David Lescot a 47 ans. C’est un auteur de théâtre de qualité. Il a vécu toute sa vie dans le théâtre. Il aime inscrire le théâtre dans la réalité de son époque. A son âge, on commence à revivre son enfance avec curiosité, avec nostalgie. Le souvenir lui est resté, il avait une dizaine d’années, de l’excitation que provoqua l’apparition des radios libres lorsque la gauche arriva au pouvoir. De fait, ce fut le prétexte à un déchaînement de passions assez croustillant, « un désordre
enthousiasmant, une libération illimitée », dit-il, comme beaucoup de nouveautés à ce moment-là de notre histoire. Alors, Lescot a-t-il décidé de raconter cette aventure par le truchement du théâtre, d’en faire un objet théâtral. C’est une idée sympathique, mais très ambitieuse. Car il nous promettait à la fois « un manifeste esthétique, un débat politique, une transe musicale, un témoignage existentiel, une improvisation littéraire », etc. Excusez du peu, restons modestes ! Il n’y a réellement rien de tout cela dans ce qu’il nous propose dans la salle du Vieux-Colombier, transformée pour l’occasion en un vaste espace bifrontal qui abrite les rédactions de deux radios libres façon 1981. On assiste à un spectacle très vivant, ou plutôt très agité et très confus, délibérément désordonné comme à l’identique des années 1980, mené par huit comédiens, et non des moindres, dans une vingtaine de rôles. Ils se livrent durant deux heures à une assez pauvre démonstration de l’activité incessante des équipes de journalistes et d’artistes qui animaient les émissions des radios libres. Le rappel historique du contexte politique de cette épopée est assurément ce qu’il y a de plus intéressant : on veut parler des difficultés que connurent ces jeunes gens dans leur rapport à l’argent et au pouvoir politique et dans la gestion de leur utopie. Mais sur le plan culturel et esthétique, quel ennui ! Lescot aurait-il voulu procéder à une méchante caricature de la création artistique des radios de cette époque qu’il ne s’y serait pas pris autrement. La pauvreté de ce qu’il nous montre est accablante. Conforme, il est vrai, à la réalité qui fut très décevante par rapport à l’attente.
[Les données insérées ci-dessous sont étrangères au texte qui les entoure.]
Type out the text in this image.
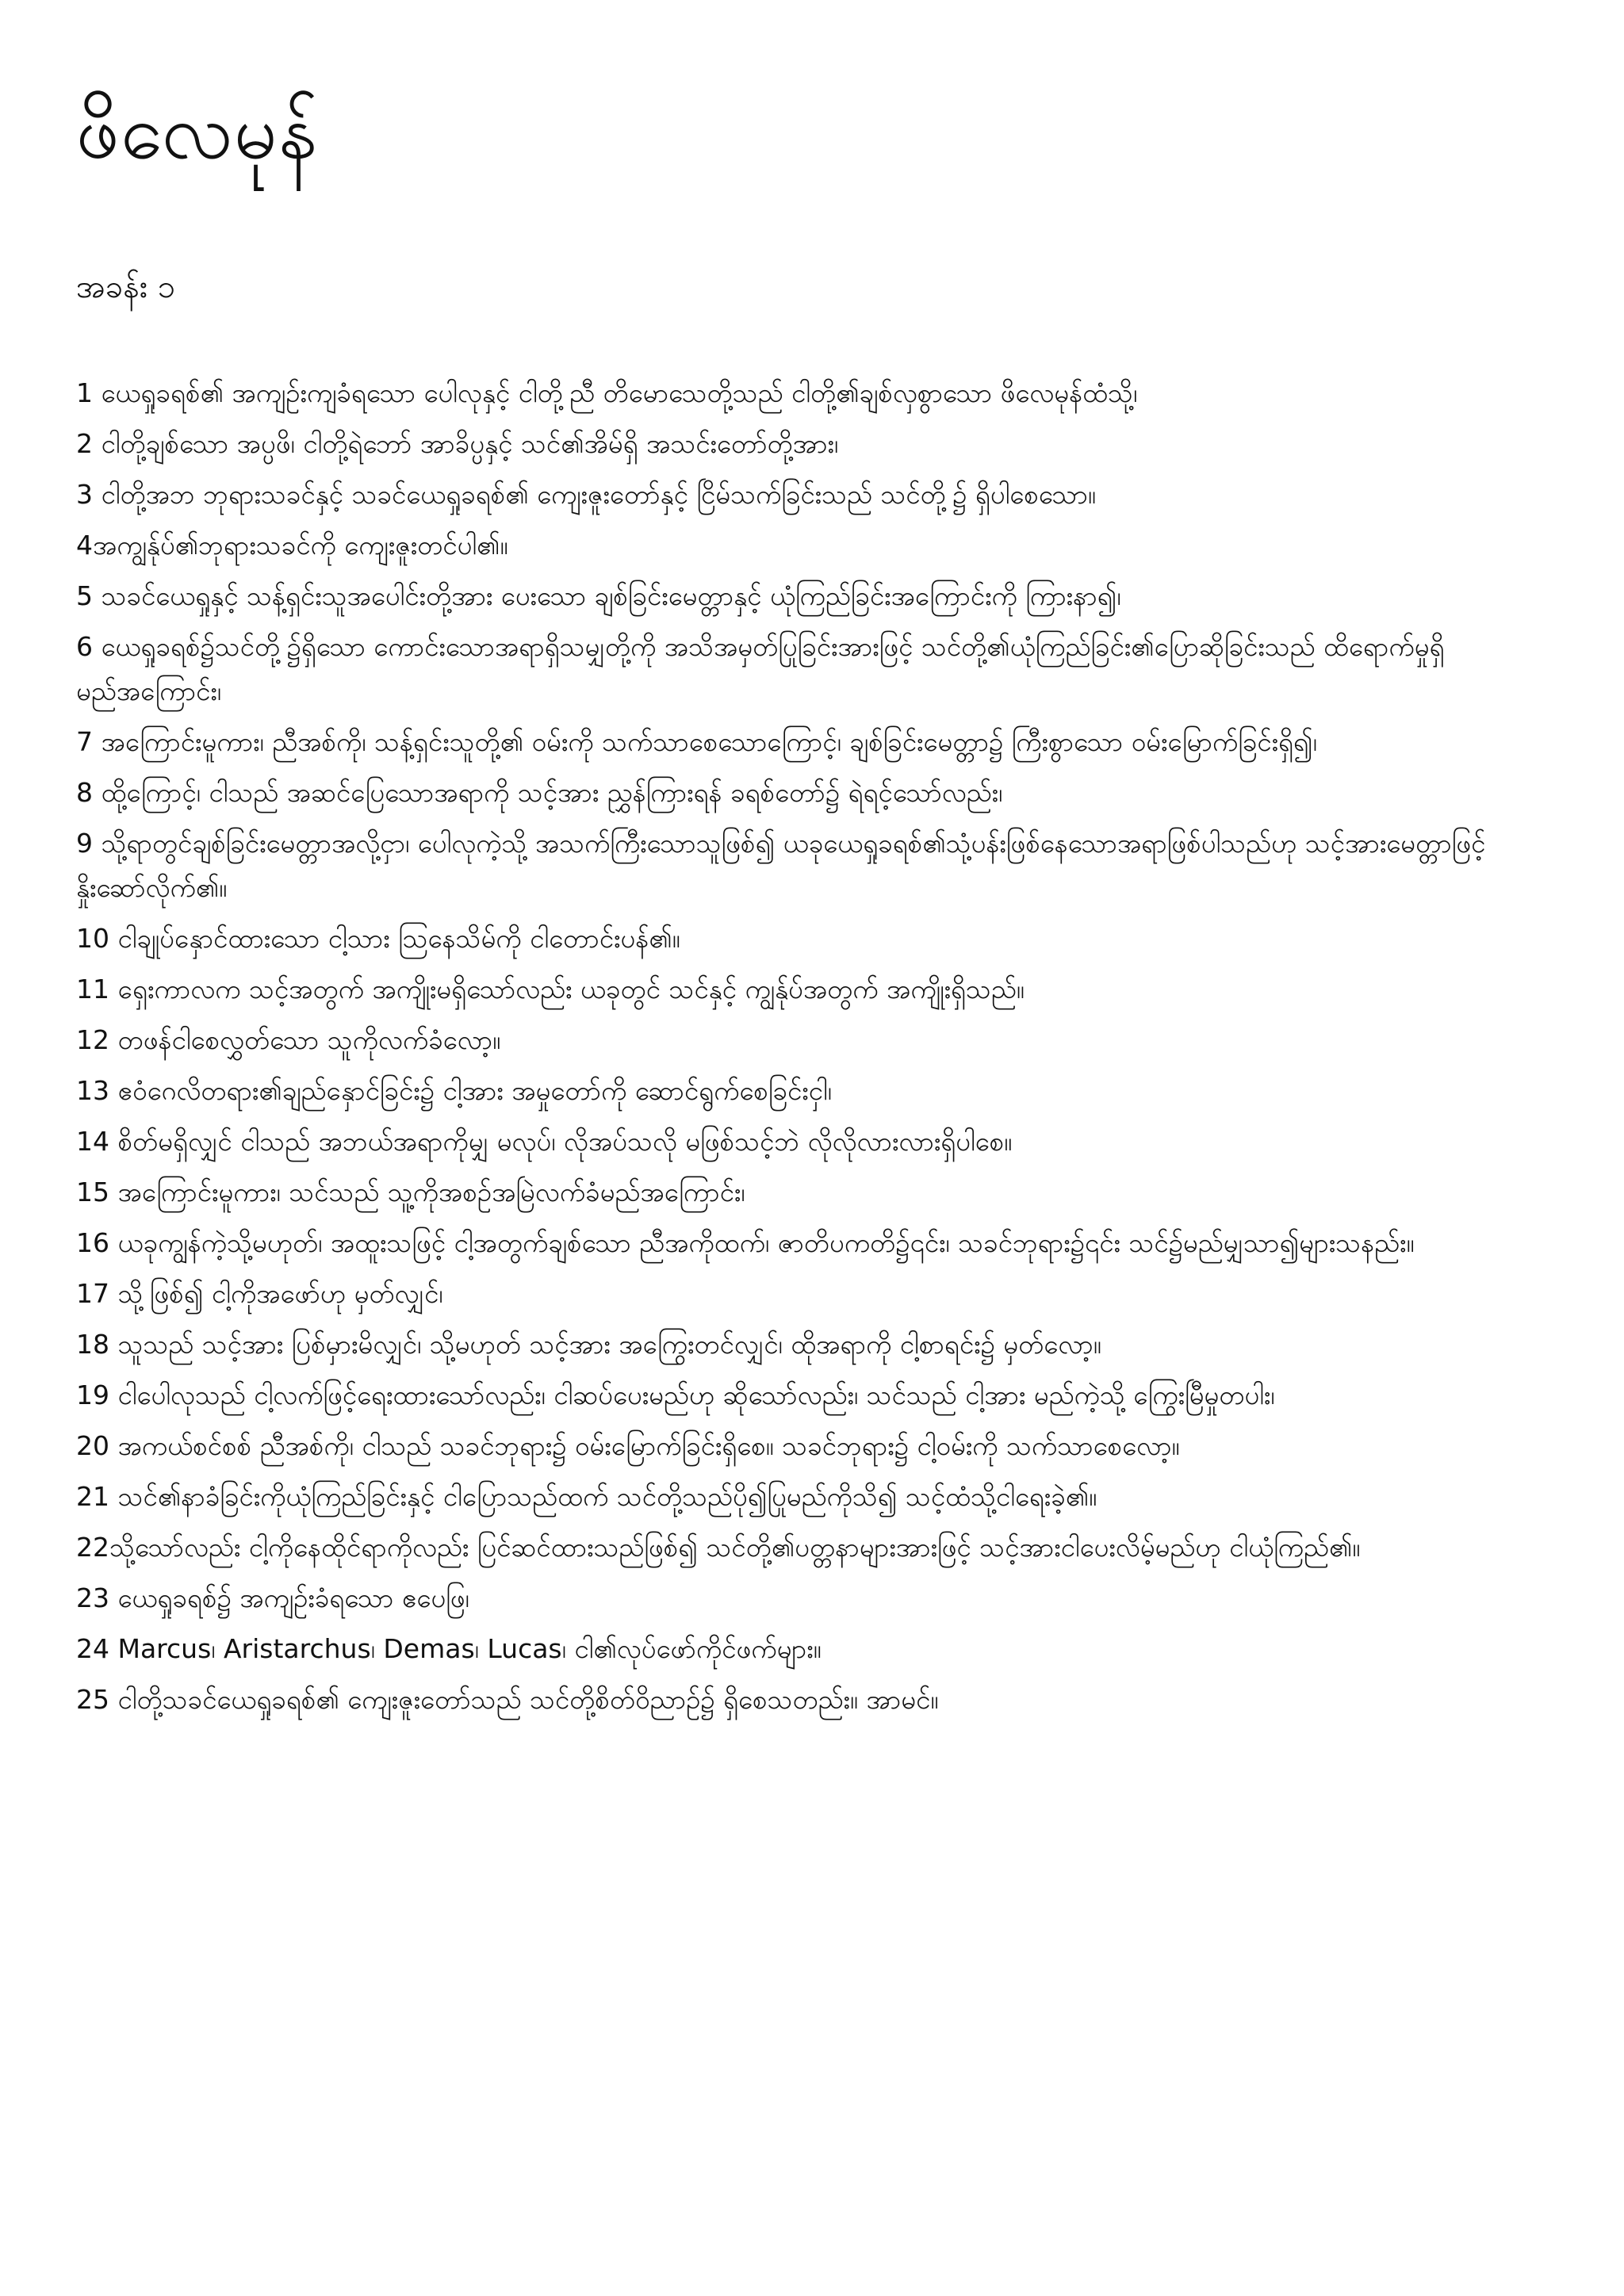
ဖိလေမုန်
အခန်း ၁

1 ယေရှုခရစ်၏ အကျဉ်းကျခံရသော ပေါလုနှင့် ငါတို့ညီ တိမောသေတို့သည် ငါတို့၏ချစ်လှစွာသော ဖိလေမုန်ထံသို့၊

2 ငါတို့ချစ်သော အပ္ပဖိ၊ ငါတို့ရဲဘော် အာခိပ္ပနှင့် သင်၏အိမ်ရှိ အသင်းတော်တို့အား၊

3 ငါတို့အဘ ဘုရားသခင်နှင့် သခင်ယေရှုခရစ်၏ ကျေးဇူးတော်နှင့် ငြိမ်သက်ခြင်းသည် သင်တို့၌ ရှိပါစေသော။

4အကျွန်ုပ်၏ဘုရားသခင်ကို ကျေးဇူးတင်ပါ၏။

5 သခင်ယေရှုနှင့် သန့်ရှင်းသူအပေါင်းတို့အား ပေးသော ချစ်ခြင်းမေတ္တာနှင့် ယုံကြည်ခြင်းအကြောင်းကို ကြားနာ၍၊

6 ယေရှုခရစ်၌သင်တို့၌ရှိသော ကောင်းသောအရာရှိသမျှတို့ကို အသိအမှတ်ပြုခြင်းအားဖြင့် သင်တို့၏ယုံကြည်ခြင်း၏ပြောဆိုခြင်းသည် ထိရောက်မှုရှိမည်အကြောင်း၊

7 အကြောင်းမူကား၊ ညီအစ်ကို၊ သန့်ရှင်းသူတို့၏ ဝမ်းကို သက်သာစေသောကြောင့်၊ ချစ်ခြင်းမေတ္တာ၌ ကြီးစွာသော ဝမ်းမြောက်ခြင်းရှိ၍၊

8 ထို့ကြောင့်၊ ငါသည် အဆင်ပြေသောအရာကို သင့်အား ညွှန်ကြားရန် ခရစ်တော်၌ ရဲရင့်သော်လည်း၊

9 သို့ရာတွင်ချစ်ခြင်းမေတ္တာအလို့ငှာ၊ ပေါလုကဲ့သို့ အသက်ကြီးသောသူဖြစ်၍ ယခုယေရှုခရစ်၏သုံ့ပန်းဖြစ်နေသောအရာဖြစ်ပါသည်ဟု သင့်အားမေတ္တာဖြင့်နှိုးဆော်လိုက်၏။

10 ငါချုပ်နှောင်ထားသော ငါ့သား သြနေသိမ်ကို ငါတောင်းပန်၏။

11 ရှေးကာလက သင့်အတွက် အကျိုးမရှိသော်လည်း ယခုတွင် သင်နှင့် ကျွန်ုပ်အတွက် အကျိုးရှိသည်။

12 တဖန်ငါစေလွှတ်သော သူကိုလက်ခံလော့။

13 ဧဝံဂေလိတရား၏ချည်နှောင်ခြင်း၌ ငါ့အား အမှုတော်ကို ဆောင်ရွက်စေခြင်းငှါ၊

14 စိတ်မရှိလျှင် ငါသည် အဘယ်အရာကိုမျှ မလုပ်၊ လိုအပ်သလို မဖြစ်သင့်ဘဲ လိုလိုလားလားရှိပါစေ။

15 အကြောင်းမူကား၊ သင်သည် သူ့ကိုအစဉ်အမြဲလက်ခံမည်အကြောင်း၊

16 ယခုကျွန်ကဲ့သို့မဟုတ်၊ အထူးသဖြင့် ငါ့အတွက်ချစ်သော ညီအကိုထက်၊ ဇာတိပကတိ၌၎င်း၊ သခင်ဘုရား၌၎င်း သင်၌မည်မျှသာ၍များသနည်း။

17 သို့ဖြစ်၍ ငါ့ကိုအဖော်ဟု မှတ်လျှင်၊

18 သူသည် သင့်အား ပြစ်မှားမိလျှင်၊ သို့မဟုတ် သင့်အား အကြွေးတင်လျှင်၊ ထိုအရာကို ငါ့စာရင်း၌ မှတ်လော့။

19 ငါပေါလုသည် ငါ့လက်ဖြင့်ရေးထားသော်လည်း၊ ငါဆပ်ပေးမည်ဟု ဆိုသော်လည်း၊ သင်သည် ငါ့အား မည်ကဲ့သို့ ကြွေးမြီမှုတပါး၊

20 အကယ်စင်စစ် ညီအစ်ကို၊ ငါသည် သခင်ဘုရား၌ ဝမ်းမြောက်ခြင်းရှိစေ။ သခင်ဘုရား၌ ငါ့ဝမ်းကို သက်သာစေလော့။

21 သင်၏နာခံခြင်းကိုယုံကြည်ခြင်းနှင့် ငါပြောသည်ထက် သင်တို့သည်ပို၍ပြုမည်ကိုသိ၍ သင့်ထံသို့ငါရေးခဲ့၏။

22သို့သော်လည်း ငါ့ကိုနေထိုင်ရာကိုလည်း ပြင်ဆင်ထားသည်ဖြစ်၍ သင်တို့၏ပတ္တနာများအားဖြင့် သင့်အားငါပေးလိမ့်မည်ဟု ငါယုံကြည်၏။

23 ယေရှုခရစ်၌ အကျဉ်းခံရသော ဧပေဖြ၊

24 Marcus၊ Aristarchus၊ Demas၊ Lucas၊ ငါ၏လုပ်ဖော်ကိုင်ဖက်များ။

25 ငါတို့သခင်ယေရှုခရစ်၏ ကျေးဇူးတော်သည် သင်တို့စိတ်ဝိညာဉ်၌ ရှိစေသတည်း။ အာမင်။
Mais quand même ! Car il souffla au moins alors un air de liberté et de jeunesse, une gaieté légère dont on ne retrouve pas la moindre trace dans ce laborieux pèlerinage aux sources. On pardonne à Lescot de ne pas avoir vécu ce qu’il imagine. Tel est le piège de toute reconstitution historique, à plus forte raison lorsqu’elle concerne un objet aussi transparent, aussi fluide, abstrait et éphémère qu’une émission de radio. Les Ondes magnétiques, de David Lescot. Mise en scène de l’auteur. Avec Sylvia Bergé, Alexandre Pavloff... Théâtre du Vieux-Colombier (01.44.58.15.15).
“Une idée sympathique mais très ambitieuse”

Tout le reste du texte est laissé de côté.